If your physician has told you that you need surgery, you may want to explore your non-surgical treatment options first. There are a number of conditions, from back pain to clogged arteries in the heart, for which there may be effective, non-surgical treatments.
Questions to ask when surgery is recommended
The first step is to ask your doctor several questions to learn about your options:
- Are there non-surgical treatments that I could try before surgery?
- What are the risks and benefits of surgical approaches versus non-surgical approaches?
- How long can I wait before deciding if I want to have the surgery?
- What will happen if I decide to try another type of treatment first or decide not to have surgery?
- If there aren’t non-surgical approaches, are there any minimally invasive procedures? How do the results compare with the traditional surgical approach?
- Will trying other treatments first make it less likely for surgery to work?
By getting answers to these questions, you can start to gather the information you need to make an informed decision.
Common surgeries and non-surgical options
Several studies have suggested that there are a range of surgical procedures that may be overused and that approximately 30 percent of common surgical procedures were provided for reasons that were not supported by clinical research and may have harmed the patients.
Here are some conditions that are often treated surgically and non-surgical treatments you may want to ask your doctor about trying first:
- Low back pain: Depending on what’s causing your back pain, how long you’ve had the pain and how severe it is, physical therapy or moderate, low impact exercise may be a good place to start treating your pain. Physicians also suggest losing weight, if you’re overweight, to lessen the strain on your back.
- Clogged arteries in the heart: Some studies suggest that angioplasty and stent placement, a minimally invasive procedure where blocked arteries in the heart are opened using a balloon inserted via a blood vessel in the groin or arm and propped open with a mesh tube, is performed on patients with stable coronary artery disease for whom other treatments may be equally or more effective. Ask your doctor if there are medications and lifestyle changes, like losing weight and getting active, that you could try before the surgical approach.
- Knee pain: Recent studies have found that people may be opting for knee replacement before they actually need it and before the surgery will provide significant improvement in the knee’s ability to function and the patient’s pain. For knee pain, consider trying lifestyle modifications like losing weight, physical therapy and hyaluronic acid, steroid or cortisone knee injections first.

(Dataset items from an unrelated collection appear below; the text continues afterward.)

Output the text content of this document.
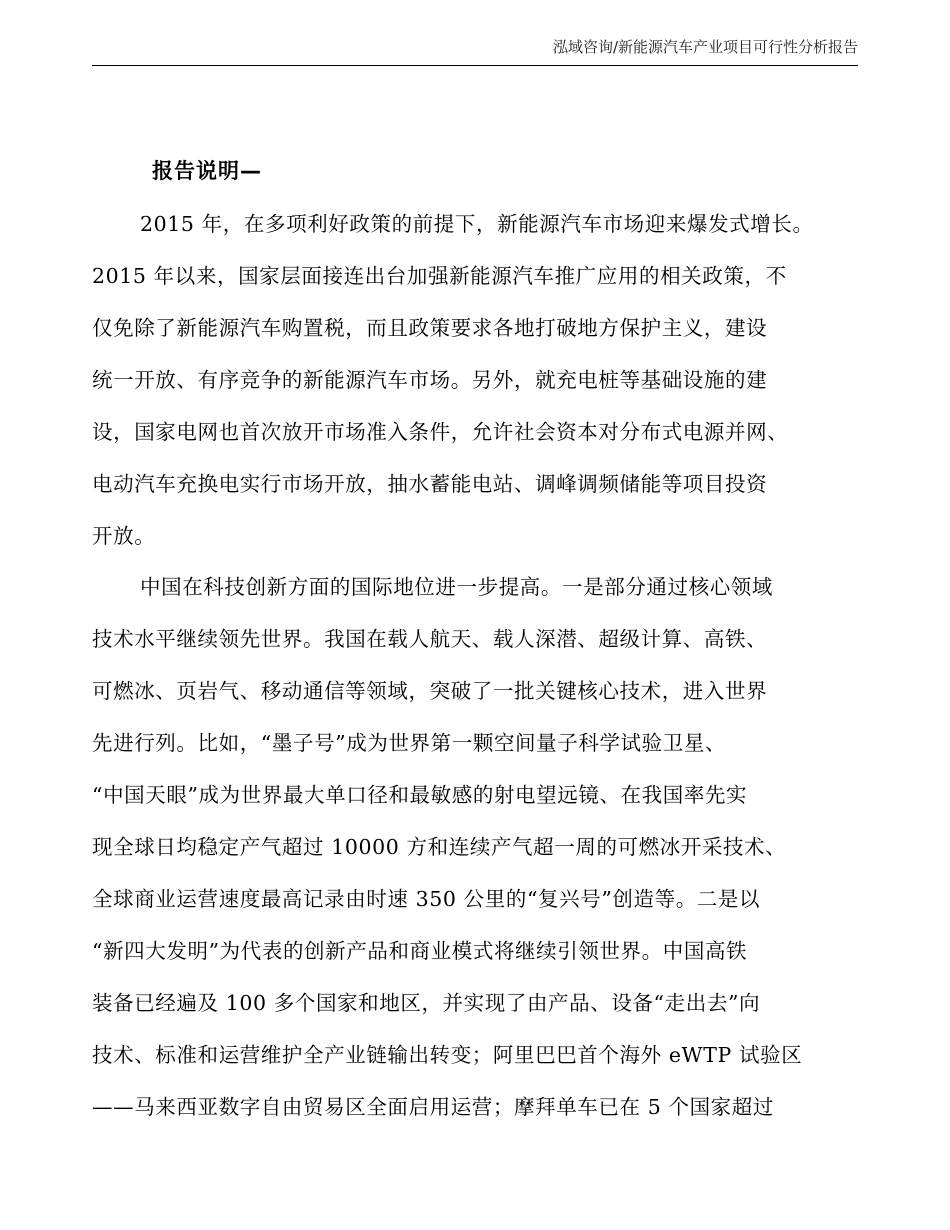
泓域咨询/新能源汽车产业项目可行性分析报告
报告说明—
2015 年，在多项利好政策的前提下，新能源汽车市场迎来爆发式增长。
2015 年以来，国家层面接连出台加强新能源汽车推广应用的相关政策，不
仅免除了新能源汽车购置税，而且政策要求各地打破地方保护主义，建设
统一开放、有序竞争的新能源汽车市场。另外，就充电桩等基础设施的建
设，国家电网也首次放开市场准入条件，允许社会资本对分布式电源并网、
电动汽车充换电实行市场开放，抽水蓄能电站、调峰调频储能等项目投资
开放。
中国在科技创新方面的国际地位进一步提高。一是部分通过核心领域
技术水平继续领先世界。我国在载人航天、载人深潜、超级计算、高铁、
可燃冰、页岩气、移动通信等领域，突破了一批关键核心技术，进入世界
先进行列。比如，“墨子号”成为世界第一颗空间量子科学试验卫星、
“中国天眼”成为世界最大单口径和最敏感的射电望远镜、在我国率先实
现全球日均稳定产气超过 10000 方和连续产气超一周的可燃冰开采技术、
全球商业运营速度最高记录由时速 350 公里的“复兴号”创造等。二是以
“新四大发明”为代表的创新产品和商业模式将继续引领世界。中国高铁
装备已经遍及 100 多个国家和地区，并实现了由产品、设备“走出去”向
技术、标准和运营维护全产业链输出转变；阿里巴巴首个海外 eWTP 试验区
——马来西亚数字自由贸易区全面启用运营；摩拜单车已在 5 个国家超过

It’s also wise to get a second opinion when surgery is recommended. Seek a second opinion from a physician who has experience treating the condition you’ve been diagnosed with. It may also be helpful to get the second opinion from a specialist who is not a surgeon, because that physician may be better versed in the available, non-surgical treatment options. A personal health advisor can also provide you with evidence-based, objective information about all your treatment options to help you make your decision.